The tension has led at least two European airlines to suspend some flights to the wider region.
Air France cancelled two return flights from Paris to Dubai over the weekend.
The airline said it was “closely following developments in the Middle East in real time and continuously monitors the geopolitical situation in the territories served and overflown by its aircraft in order to ensure the highest level of flight safety and security”.
It said it would resume its service to Dubai later on Saturday.
Luxair said it had postponed its Saturday flight from Luxembourg to Dubai by 24 hours “in light of ongoing tensions and insecurity affecting the region’s airspace, and in line with measures taken by several other airlines”.
It told the AP it was closely monitoring the situation “and a decision on whether the flight will operate tomorrow will be taken based on the ongoing assessment”.
Arrivals information at Dubai’s international airport also showed the cancellation of Saturday flights from Amsterdam by Dutch carriers KLM and Transavia.
Some KLM flights to Tel Aviv in Israel were also cancelled on Friday and Saturday, according to online flight trackers.

Although there have been no further demonstrations in Iran for days, the death toll reported by activists has continued to rise as information trickles out despite the most comprehensive internet blackout in Iran’s history, which has now lasted more than two weeks.
On Saturday, the US-based Human Rights Activists News Agency put the death toll at 5,137, with the number expected to increase.
The activist agency on Saturday also increased the total number of people arrested to 40,879 — a significant jump from the more than 27,700 people in its previous update.
The group’s figures have been accurate in previous unrest and rely on a network of activists in Iran to verify deaths.
That death toll exceeds that of any other round of protest or unrest there in decades, and recalls the chaos surrounding Iran’s 1979 Islamic Revolution.
Iran’s government offered its first death toll on Wednesday, saying 3,117 people were killed.
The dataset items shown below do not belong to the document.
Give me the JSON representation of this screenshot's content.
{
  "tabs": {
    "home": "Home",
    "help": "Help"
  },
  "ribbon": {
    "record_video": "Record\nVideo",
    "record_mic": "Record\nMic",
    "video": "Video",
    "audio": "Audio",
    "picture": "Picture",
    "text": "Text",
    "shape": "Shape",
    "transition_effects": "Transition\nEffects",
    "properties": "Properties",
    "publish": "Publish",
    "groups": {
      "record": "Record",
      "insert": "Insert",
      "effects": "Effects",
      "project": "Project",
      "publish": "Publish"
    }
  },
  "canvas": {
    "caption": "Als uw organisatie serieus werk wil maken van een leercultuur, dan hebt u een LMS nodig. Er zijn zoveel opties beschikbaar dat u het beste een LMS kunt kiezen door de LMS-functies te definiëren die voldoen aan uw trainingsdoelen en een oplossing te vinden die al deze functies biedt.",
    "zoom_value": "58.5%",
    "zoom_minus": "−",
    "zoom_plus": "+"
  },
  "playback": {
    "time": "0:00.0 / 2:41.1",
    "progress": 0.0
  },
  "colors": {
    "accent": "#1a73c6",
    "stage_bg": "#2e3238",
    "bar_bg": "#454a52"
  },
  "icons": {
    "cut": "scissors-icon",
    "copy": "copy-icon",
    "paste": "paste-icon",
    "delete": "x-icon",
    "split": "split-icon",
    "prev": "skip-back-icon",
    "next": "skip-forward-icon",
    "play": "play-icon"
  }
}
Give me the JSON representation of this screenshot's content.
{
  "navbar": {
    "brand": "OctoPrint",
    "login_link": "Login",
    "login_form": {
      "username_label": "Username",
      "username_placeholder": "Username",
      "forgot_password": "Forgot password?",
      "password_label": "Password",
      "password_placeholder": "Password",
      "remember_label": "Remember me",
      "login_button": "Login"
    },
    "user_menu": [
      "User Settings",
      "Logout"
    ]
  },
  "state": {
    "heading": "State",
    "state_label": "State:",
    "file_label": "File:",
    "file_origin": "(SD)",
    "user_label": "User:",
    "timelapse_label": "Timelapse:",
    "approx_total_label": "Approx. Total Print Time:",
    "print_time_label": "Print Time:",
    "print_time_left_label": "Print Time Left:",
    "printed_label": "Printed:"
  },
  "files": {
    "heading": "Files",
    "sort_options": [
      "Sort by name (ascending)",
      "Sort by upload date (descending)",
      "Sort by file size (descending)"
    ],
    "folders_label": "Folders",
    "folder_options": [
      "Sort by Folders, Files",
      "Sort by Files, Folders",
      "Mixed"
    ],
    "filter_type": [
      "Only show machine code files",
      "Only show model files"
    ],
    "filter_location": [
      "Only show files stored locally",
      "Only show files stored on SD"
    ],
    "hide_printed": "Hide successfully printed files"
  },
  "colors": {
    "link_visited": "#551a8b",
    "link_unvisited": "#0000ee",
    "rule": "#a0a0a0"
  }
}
It said 2,427 were civilians and security forces, and labelled the rest as “terrorists”.
In the past, Iran’s theocracy has undercounted or not reported fatalities from unrest.
There have been fears Iran could apply the death penalty to arrested protesters, as it has done in the past.
Iranian judiciary officials have called some of those being held “mohareb” — or “enemies of God” — a charge that carries the death penalty. It had been used along with other charges to carry out mass executions in 1988 that reportedly killed at least 5,000 people.
At a UN Human Rights Council special session on Iran held in Geneva on Friday, Volker Turk, the UN’s high commissioner for human rights, expressed concern over “contradictory statements from the Iranian authorities about whether those detained in connection with the protests may be executed”.
He said Iran “remains among the top executioner states in the world,” with at least 1,500 people reportedly executed last year — a 50% increase over 2024.